In modern type with extra spaces between words removed:
ข้าพเจ้าผู้เจ้าของจตหมายเหตุนี้ได้ยินข่าวว่า, คนที่ซื้อบางกอกรีคอเดอสงไสว่า, เหตุไรได้เอาความลงซ้ำนัก. เหมือนอย่างที่ว่าด้วยอู่ใหม่นั้นได้ลง ๒ หน ๓ หนแล้ว. ข้ออื่นก็มีหลายข้อที่ลงซ้ำหลายครั้ง. เหตุผลประการใดจึงเปนอย่างนี้. หาความใหม่ ๆ ไม่ได้ฤๅ. เขาสงไสบ่นเพ้อไปอย่างนี้, เพราะเขาไม่รู้ธรรมเนียมจตหมายเหตุ. ข้อที่ลงซ้ำอย่างนั้นเปนความอย่างหนึ่ง, ที่เจ้าของเนื้อความนั้นปราถนาจะให้คนทั้งปวงดูทุกทีทุกครั้งไม่ลืม. เหมือนเรื่องอู่ใหม่นั้นเขาก็จ้างให้ลงพิมพ์ทุก ๆ ครั้ง, ด้วยให้ค่าจ้างราคาครั้งละ ๒ เหรียน. ข้อความที่ลงซ้ำ ๆ อย่างนี้, อังกฤษเรียกว่าแอดเวอไตศเม็นต์. ใคร ๆ ปราถนาจะให้ลงซ้ำก็จำเปนให้ลงตามธรรมเนียม, ที่จะปัดเสียไม่เอาก็ไม่ได้. บางทีข้อความที่ลงซ้ำ ๆ เช่นนี้, ในจตหมายเหตุฉบับหนึ่งมีถึง ๓ น่า ๔ น่าก็มี, เนื้อความใหม่ ๆ มีแต่ ๒ น่า. แต่แรกข้าพเจ้าหมายว่าจะทำเนื้อความใหม่ ๆ ลงในจตหมายเหตุให้ได้ ๔ ใบทุกที ๆ. เหนคนชอบใจได้มากจึงได้จัดแจงให้มี ๖ ใบ. แต่ในใบที่ ๕ ที่ ๖ นั้น, ก็คงจะมีเนื้อความซ้ำต่อไปบ้างเล๊กน้อย. อย่าให้ผู้ซื้อว่ากะไรเลย, ด้วยให้เกินไปมากกว่า ๔ ใบที่ได้สัญญาไว้แล้ว.
And a translation:
I, the owner of this newspaper, have heard that those who purchase the Bangkok Recorder wonder, "Why are so many things reprinted?

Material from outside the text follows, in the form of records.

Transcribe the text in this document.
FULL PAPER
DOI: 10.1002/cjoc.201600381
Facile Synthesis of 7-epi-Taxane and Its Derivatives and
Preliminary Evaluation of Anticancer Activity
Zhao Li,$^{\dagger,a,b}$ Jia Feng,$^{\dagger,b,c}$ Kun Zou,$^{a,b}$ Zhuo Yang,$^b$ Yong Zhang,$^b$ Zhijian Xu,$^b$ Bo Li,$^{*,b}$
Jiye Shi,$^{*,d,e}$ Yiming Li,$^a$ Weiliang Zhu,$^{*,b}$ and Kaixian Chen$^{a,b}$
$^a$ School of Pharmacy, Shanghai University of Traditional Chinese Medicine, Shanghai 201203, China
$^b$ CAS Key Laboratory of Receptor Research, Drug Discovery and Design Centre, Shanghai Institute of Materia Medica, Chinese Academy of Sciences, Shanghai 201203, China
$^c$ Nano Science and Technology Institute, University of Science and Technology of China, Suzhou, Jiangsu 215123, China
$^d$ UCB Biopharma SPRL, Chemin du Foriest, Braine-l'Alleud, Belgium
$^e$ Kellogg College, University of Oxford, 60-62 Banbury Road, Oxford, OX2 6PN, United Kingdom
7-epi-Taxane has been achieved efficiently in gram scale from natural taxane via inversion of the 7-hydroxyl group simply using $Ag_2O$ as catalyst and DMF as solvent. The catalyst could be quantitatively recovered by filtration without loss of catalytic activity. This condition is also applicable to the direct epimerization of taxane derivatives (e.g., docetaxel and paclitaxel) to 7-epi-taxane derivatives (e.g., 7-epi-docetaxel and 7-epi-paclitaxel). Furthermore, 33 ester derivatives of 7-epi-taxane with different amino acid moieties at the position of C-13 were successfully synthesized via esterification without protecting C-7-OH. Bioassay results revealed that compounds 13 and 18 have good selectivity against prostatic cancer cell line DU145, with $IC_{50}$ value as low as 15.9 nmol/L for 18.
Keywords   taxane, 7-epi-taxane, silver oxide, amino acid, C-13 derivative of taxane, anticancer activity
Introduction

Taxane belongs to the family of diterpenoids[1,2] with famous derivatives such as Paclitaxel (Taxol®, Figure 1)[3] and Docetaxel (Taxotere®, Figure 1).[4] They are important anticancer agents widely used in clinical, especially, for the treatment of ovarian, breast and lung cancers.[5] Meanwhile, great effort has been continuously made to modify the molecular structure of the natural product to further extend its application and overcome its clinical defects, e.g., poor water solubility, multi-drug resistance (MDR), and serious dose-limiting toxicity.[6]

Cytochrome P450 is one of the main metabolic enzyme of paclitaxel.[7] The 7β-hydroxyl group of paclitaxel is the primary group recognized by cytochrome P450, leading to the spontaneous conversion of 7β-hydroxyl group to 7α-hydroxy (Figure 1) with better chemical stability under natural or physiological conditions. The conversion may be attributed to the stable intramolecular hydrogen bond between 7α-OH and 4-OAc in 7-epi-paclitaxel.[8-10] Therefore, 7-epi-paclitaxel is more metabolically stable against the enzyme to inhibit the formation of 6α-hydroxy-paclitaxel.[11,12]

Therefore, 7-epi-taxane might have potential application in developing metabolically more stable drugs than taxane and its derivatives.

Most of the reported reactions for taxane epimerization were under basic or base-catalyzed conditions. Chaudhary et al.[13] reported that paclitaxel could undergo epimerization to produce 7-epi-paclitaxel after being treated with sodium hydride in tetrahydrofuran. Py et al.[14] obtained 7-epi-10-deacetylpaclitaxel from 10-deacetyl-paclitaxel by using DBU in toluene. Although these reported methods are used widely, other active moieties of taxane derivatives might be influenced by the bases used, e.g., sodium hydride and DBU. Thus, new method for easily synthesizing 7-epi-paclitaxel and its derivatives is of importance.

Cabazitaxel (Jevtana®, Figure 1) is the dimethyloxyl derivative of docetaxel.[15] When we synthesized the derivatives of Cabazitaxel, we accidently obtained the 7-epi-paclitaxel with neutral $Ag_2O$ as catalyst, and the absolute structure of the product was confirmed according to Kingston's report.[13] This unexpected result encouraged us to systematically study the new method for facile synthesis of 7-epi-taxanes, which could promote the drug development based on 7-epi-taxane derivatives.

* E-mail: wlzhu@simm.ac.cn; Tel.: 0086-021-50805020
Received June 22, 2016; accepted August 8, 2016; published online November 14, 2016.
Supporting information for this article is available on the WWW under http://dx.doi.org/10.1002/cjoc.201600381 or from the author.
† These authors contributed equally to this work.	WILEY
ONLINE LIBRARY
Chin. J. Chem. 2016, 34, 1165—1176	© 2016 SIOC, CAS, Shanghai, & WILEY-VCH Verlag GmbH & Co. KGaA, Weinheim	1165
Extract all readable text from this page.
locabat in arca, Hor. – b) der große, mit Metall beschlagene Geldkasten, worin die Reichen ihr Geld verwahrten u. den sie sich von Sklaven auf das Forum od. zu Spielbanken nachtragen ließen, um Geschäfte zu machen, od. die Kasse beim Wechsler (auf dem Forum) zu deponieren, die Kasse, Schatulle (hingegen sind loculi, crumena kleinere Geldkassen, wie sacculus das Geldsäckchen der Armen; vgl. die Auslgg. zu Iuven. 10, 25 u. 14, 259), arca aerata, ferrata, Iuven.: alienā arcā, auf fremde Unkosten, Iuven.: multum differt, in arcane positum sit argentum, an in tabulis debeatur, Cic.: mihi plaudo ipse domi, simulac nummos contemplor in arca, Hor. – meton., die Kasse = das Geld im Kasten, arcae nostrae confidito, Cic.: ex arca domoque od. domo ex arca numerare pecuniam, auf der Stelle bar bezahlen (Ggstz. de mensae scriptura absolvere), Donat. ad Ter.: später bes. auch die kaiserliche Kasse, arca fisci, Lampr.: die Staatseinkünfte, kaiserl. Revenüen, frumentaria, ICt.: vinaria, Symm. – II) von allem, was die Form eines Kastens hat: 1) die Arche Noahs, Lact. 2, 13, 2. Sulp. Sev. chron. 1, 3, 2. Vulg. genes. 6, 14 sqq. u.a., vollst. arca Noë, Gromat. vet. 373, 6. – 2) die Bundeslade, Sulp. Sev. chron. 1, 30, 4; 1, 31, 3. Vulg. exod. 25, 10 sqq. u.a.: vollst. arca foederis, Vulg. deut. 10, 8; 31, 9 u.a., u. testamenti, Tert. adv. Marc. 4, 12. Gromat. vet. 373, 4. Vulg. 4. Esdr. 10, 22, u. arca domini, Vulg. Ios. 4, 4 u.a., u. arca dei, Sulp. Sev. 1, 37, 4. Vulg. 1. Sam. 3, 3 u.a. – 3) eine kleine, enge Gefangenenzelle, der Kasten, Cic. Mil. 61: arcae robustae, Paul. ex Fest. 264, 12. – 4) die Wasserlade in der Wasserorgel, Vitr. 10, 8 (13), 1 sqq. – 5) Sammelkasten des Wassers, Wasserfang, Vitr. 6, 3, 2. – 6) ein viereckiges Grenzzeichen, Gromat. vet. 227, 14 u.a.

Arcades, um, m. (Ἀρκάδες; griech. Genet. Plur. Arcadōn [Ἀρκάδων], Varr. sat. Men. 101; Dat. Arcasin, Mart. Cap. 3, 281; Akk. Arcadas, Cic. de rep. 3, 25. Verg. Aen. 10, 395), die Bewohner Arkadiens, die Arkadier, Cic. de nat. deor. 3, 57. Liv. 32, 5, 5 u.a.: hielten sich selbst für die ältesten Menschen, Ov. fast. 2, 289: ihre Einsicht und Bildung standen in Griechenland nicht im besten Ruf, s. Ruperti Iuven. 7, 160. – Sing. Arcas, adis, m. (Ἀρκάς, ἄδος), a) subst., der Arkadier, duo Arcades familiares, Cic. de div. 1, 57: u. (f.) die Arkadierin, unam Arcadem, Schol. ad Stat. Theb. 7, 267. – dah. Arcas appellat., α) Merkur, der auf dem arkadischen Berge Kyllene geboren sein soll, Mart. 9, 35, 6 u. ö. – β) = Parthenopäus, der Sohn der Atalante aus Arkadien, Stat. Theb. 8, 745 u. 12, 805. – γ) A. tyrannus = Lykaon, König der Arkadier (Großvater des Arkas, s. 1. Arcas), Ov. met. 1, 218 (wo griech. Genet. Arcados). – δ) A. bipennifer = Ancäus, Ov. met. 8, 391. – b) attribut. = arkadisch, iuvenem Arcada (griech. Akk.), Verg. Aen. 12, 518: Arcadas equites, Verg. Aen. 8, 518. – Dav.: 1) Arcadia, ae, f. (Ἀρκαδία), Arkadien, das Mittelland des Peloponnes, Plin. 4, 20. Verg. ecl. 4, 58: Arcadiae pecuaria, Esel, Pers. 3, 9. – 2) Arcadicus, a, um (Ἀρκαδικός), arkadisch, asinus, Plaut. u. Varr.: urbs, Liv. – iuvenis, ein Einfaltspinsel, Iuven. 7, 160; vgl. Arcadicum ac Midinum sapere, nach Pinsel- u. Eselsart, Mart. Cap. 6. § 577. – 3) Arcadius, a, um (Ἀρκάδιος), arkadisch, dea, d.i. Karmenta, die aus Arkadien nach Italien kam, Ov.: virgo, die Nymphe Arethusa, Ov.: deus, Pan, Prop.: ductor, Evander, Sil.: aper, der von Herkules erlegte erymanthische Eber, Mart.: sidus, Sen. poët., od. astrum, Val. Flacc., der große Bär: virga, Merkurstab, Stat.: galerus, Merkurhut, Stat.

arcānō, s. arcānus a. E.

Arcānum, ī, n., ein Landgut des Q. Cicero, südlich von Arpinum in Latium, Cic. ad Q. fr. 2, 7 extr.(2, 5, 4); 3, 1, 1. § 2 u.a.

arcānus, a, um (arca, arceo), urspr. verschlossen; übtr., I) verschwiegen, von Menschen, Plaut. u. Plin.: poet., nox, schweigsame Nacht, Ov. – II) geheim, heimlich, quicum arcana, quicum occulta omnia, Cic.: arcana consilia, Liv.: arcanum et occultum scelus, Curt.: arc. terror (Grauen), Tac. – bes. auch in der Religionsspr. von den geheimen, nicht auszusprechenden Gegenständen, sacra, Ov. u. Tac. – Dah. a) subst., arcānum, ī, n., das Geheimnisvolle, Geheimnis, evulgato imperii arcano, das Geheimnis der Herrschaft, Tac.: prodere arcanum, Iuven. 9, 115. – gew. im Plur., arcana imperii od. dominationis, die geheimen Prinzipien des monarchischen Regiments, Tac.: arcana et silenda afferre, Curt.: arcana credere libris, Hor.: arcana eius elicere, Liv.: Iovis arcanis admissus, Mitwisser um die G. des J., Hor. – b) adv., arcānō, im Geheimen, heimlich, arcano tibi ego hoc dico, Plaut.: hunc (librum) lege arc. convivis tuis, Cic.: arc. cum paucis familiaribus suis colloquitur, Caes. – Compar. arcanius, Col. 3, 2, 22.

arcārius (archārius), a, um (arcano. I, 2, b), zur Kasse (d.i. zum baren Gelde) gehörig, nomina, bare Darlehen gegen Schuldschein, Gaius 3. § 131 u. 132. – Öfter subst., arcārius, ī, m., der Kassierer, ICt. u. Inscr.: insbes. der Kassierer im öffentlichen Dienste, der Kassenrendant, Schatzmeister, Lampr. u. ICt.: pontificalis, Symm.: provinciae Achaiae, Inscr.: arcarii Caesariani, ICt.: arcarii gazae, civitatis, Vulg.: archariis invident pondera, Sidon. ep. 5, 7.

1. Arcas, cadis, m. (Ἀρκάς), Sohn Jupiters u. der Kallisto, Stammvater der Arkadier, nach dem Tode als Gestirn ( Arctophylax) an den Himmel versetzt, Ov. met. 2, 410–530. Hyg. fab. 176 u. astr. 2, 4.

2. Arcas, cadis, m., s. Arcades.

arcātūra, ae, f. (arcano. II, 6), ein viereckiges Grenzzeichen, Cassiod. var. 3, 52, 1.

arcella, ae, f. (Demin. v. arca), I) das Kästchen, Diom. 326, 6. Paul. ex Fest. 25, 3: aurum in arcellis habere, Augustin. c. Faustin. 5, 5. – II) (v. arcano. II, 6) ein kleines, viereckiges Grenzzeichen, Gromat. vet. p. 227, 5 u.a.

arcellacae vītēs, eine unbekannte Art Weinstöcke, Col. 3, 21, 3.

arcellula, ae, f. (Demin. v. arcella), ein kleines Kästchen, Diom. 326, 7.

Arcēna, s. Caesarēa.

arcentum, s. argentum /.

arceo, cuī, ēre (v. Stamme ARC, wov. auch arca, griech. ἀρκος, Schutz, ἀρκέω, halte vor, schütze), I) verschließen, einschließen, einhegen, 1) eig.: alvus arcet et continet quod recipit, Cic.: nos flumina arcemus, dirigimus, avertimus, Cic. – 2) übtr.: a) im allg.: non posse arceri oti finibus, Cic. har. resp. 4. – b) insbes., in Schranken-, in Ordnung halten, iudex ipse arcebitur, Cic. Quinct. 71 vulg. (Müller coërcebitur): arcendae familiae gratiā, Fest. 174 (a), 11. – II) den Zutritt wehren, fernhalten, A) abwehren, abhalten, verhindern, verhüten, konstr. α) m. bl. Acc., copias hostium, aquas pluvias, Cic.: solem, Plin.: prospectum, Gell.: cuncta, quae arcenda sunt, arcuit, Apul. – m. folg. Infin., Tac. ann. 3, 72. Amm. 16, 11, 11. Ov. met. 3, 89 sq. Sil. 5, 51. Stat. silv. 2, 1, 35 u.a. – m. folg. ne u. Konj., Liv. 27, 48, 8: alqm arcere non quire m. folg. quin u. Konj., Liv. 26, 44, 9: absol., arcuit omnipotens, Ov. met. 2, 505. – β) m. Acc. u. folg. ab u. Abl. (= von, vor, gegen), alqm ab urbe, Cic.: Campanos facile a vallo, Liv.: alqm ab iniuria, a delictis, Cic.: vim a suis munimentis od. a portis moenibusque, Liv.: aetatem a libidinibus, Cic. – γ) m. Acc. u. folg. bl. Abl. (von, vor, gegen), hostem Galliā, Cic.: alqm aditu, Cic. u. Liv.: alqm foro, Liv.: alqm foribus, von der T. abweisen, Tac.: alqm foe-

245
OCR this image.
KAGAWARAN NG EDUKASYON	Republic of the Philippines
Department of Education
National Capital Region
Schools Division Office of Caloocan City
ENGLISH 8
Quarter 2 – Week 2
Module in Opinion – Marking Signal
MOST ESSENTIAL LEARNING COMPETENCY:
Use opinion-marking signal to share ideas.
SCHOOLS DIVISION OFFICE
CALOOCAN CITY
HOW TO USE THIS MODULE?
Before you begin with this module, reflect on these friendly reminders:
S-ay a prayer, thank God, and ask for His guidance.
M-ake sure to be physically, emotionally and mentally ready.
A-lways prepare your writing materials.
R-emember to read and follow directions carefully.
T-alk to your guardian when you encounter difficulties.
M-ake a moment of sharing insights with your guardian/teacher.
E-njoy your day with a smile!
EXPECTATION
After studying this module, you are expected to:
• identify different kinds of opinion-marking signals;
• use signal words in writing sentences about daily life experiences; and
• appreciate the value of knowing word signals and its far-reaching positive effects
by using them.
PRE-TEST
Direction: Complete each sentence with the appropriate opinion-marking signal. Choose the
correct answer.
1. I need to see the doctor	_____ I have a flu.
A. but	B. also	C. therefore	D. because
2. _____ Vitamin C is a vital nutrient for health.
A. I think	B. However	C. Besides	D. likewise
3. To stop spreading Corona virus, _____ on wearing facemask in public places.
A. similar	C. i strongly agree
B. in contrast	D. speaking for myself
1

Like the article about the new dock, it's run 2 or 3 times already. There are many other items which have been reprinted many times. What is the reason for this? Can't they find new material?"
They wonder and complain ramblingly like this, because they don't know the customs of newspapers. Those items which are reprinted are a type of article, the owner of which wants everyone to read and remember. Like with the story about the new dock, they pay for it to be printed every time, paying 2 dollars per time. An article that is repeated like this, in English is called 'advertisement'. Whoever wants to reprint something must be allowed according to the custom, and can't be rejected. Sometimes in an issue of the newspaper there are up to 3 or 4 pages of reprinted articles like this, with only 2 pages of new material. From the start I intended to publish 4 sheets of new material in the paper every time. I saw that a lot of people liked it so I arranged for 6 sheets. But in sheets 5 and 6, there will likely be some of these repeated articles. No one should criticize, because I'm already giving more than the promised 4 sheets.
In this day and age it's rather bizarre to imagine when--just a century and a half ago!--anyone would have been puzzled by advertising. Times have changed.

From a language perspective, it's interesting to see the differences in spelling. In this brief piece we see สงไส, น่า in the sense "page", ฤๅ meaning หรือ, and เปน and เหน without ไม้ไต่คู้, among other things. We also see that spelling English as อังกฤษ dates back at least this far. Overall, quite comprehensible for the modern reader.

If you have a particular request for what feature from this newspaper you want to see, drop me an email

* The actual first printing in Thai script was done out of the country, also by missionaries. Bradley's press was the first physically in Thailand.
** I've also seen หมอบรัดเล, หมอบลัดเล, หมอปลัดเล, and หมอปรัดเล, among other possible permutations.


  1. Thank you very much for this, I've enjoyed this post immensely. I'll be looking forward to your next translation from the Bangkok Recorder.

  2. Very fascinating from a historical and etymological perspective.

  3. Thanks to you both for reading. There's certainly no shortage of material from the BR. I'll try to make this a regular feature. Plus, I just like reading it. I've been trying to find the issue that breaks the news about Lincoln's assassination, for instance.

  4. I sold about 20 different copies of these papers to two friends in Bangkok. Both of them still hold to them. I wish he put them to the show like you did.